Stages of Communication
- The Discoverer – These children react to how they feel and to what is happening around them, but have not yet developed the ability to communicate with a specific purpose in mind. These children may squeal with delight when being pushed on a swing (reacting to the swinging) but have not yet developed the ability to communicate that he wants MORE swinging.
- The Communicator – These children send specific messages directly to a person, without using words. Example: Your child may point and grunt to an object he wants you to get him or even “tell you with his eyes” (and face and body) that he is interested in something my looking at the item, looking at you, and then back at the item with an excited facial expression.
- The First Words User – These children use single words (or signs or pictures). These children have developed the ability to communicate with a specific purpose in mind and have begun using symbolic ways to communicate (single words, signs or pictures).
- The Combiner – These children combine words into sentences of two or three words. These children communicate by stringing words together.
How do you know what type of communicator your child is?

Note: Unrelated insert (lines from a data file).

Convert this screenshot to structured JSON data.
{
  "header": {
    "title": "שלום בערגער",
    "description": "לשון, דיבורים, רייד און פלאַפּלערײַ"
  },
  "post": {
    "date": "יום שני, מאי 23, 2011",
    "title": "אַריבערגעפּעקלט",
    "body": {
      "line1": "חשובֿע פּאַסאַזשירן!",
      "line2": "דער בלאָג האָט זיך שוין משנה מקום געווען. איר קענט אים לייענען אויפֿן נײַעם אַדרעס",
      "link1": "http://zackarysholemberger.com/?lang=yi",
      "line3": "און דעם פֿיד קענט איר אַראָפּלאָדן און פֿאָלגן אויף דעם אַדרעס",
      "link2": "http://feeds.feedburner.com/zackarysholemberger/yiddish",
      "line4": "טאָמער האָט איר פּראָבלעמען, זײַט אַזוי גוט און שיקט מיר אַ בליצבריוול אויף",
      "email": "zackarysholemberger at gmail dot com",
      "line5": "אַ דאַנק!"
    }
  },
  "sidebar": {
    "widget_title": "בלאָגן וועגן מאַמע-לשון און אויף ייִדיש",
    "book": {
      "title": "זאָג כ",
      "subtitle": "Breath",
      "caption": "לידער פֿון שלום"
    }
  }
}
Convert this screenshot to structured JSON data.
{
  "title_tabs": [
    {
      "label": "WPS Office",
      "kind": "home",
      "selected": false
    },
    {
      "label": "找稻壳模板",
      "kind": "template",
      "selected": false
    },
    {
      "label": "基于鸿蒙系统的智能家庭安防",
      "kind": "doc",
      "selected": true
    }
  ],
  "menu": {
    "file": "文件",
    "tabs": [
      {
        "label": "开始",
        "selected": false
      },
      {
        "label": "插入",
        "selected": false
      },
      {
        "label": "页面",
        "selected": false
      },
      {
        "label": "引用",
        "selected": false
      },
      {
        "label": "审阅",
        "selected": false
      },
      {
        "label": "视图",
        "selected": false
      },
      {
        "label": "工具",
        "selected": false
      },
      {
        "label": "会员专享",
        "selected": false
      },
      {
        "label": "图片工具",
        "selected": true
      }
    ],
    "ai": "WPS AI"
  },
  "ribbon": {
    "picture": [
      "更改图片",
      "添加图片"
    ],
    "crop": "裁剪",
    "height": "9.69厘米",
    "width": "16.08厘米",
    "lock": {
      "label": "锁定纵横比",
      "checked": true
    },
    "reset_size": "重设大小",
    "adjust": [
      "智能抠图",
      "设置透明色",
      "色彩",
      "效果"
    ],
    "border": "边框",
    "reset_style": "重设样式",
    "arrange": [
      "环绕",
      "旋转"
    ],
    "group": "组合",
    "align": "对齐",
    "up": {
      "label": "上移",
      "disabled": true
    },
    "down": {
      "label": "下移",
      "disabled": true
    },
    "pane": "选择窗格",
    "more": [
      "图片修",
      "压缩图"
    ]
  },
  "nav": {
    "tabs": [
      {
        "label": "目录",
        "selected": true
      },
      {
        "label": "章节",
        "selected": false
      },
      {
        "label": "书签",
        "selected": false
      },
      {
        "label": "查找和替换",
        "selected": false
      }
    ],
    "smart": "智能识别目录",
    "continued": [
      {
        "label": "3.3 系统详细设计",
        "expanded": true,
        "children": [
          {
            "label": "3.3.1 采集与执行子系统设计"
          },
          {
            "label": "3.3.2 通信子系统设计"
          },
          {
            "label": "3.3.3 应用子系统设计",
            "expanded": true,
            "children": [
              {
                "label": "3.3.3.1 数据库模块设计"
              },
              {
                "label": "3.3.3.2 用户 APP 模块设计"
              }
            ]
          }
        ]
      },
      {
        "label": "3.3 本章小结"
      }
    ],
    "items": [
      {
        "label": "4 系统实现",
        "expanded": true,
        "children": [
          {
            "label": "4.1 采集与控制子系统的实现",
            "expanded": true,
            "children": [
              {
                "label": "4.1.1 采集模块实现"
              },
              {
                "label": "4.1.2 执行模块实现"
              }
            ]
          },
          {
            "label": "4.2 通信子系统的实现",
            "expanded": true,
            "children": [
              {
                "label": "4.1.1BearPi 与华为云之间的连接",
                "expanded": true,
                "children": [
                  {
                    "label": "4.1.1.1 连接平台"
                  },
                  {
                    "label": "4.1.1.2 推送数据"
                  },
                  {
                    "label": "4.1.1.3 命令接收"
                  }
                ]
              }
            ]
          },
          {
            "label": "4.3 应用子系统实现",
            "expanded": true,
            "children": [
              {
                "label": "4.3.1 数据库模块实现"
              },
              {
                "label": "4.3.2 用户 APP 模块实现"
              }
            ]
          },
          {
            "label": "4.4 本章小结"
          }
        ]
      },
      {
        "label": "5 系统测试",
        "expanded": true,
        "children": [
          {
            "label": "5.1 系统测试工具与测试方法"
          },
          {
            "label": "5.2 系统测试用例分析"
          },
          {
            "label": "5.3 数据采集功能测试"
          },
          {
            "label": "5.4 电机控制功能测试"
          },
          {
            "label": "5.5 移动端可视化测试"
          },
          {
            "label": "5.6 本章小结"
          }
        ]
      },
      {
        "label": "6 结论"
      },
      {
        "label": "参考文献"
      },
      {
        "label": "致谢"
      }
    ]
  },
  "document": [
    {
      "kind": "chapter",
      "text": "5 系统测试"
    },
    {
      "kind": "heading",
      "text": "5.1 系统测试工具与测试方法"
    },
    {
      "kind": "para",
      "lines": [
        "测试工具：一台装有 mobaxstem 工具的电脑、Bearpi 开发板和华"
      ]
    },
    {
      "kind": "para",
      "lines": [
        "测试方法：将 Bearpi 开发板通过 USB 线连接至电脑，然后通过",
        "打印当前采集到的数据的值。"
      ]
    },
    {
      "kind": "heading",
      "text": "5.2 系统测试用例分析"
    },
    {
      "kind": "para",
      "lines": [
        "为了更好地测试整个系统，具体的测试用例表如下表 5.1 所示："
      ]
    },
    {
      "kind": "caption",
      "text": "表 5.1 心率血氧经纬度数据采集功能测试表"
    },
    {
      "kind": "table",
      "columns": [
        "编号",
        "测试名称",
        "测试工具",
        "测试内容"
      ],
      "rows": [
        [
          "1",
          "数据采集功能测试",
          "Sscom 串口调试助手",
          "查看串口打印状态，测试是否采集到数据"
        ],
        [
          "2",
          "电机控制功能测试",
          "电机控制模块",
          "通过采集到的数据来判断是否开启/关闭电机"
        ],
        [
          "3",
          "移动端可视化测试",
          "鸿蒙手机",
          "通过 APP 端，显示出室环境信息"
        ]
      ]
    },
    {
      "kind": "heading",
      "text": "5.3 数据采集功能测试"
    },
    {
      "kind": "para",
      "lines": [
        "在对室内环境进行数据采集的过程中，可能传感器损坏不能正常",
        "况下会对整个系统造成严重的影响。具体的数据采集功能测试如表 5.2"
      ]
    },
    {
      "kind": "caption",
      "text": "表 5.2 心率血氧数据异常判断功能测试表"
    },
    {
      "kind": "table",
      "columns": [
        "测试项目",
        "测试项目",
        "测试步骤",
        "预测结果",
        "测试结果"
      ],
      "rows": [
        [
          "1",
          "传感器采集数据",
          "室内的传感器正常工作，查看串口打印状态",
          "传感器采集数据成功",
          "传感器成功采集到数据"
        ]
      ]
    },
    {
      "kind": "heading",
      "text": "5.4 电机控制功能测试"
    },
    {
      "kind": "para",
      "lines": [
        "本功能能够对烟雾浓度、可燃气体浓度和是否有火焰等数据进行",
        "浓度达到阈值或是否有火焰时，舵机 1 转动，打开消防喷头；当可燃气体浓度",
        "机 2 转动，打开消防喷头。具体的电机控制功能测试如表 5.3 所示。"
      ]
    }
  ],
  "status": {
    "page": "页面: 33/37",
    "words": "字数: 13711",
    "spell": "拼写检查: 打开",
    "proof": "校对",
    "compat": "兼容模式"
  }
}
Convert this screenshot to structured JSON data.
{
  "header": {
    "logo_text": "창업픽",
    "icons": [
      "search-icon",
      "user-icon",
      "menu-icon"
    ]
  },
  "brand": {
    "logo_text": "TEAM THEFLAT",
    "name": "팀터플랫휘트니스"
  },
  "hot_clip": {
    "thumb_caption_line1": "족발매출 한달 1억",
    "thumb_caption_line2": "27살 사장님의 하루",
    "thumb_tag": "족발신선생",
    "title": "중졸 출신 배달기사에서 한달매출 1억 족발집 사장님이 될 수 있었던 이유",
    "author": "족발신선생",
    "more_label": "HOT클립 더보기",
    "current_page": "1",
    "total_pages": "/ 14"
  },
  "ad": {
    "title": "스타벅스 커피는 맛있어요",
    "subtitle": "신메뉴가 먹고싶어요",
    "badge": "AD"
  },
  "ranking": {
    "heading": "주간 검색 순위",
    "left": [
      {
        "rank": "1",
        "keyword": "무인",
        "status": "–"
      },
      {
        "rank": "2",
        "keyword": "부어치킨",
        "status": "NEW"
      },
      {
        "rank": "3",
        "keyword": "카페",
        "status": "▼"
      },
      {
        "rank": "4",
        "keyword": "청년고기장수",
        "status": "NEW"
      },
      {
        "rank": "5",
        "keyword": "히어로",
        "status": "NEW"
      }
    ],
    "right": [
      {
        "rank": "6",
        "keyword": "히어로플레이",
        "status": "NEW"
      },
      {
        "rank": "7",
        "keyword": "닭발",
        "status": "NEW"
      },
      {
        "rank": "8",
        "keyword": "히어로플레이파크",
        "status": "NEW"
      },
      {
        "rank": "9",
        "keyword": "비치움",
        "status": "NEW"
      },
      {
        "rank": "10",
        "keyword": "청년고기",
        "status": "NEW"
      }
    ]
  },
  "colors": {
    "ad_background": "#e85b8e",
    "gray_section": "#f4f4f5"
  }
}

Guess what? The Hanen Centre actually has a great form YOU can fill out, which is available on their website for FREE! (It’s from their It Takes Two To Talk Parent Handbook). As I mentioned earlier this month, May is Better Speech and Hearing Month and to celebrate, Hanen has a FANTASTIC page set up called ThePower of Parents. On this page, you will find the My Child’s Stage of Communication Checklist as well as some tips on How to Build Language at Every Stage for your child.
Not only that, but make sure you check out the last section of the page called Seize the Power of Every Day. If you have been reading a while, you know how much I talk about how children learn language everyday within normal routines and activities. Hanen has some wonderful articles linked in the section that can help YOU build language in everyday activities and routines.
So tell me, what type of communicator is YOUR child? Do you find these terms helpful?
Quick Note: I love the Hanen Centre and their It Takes Two to Talk program (you can read my review of the training session HERE). Though I did contact Hanen for permission to use their terms, they in no way sponsored this post….I just love their information and programs! I highly recommend the It Takes Two To Talk Parent Handbook if you have a young child with speech and language delays.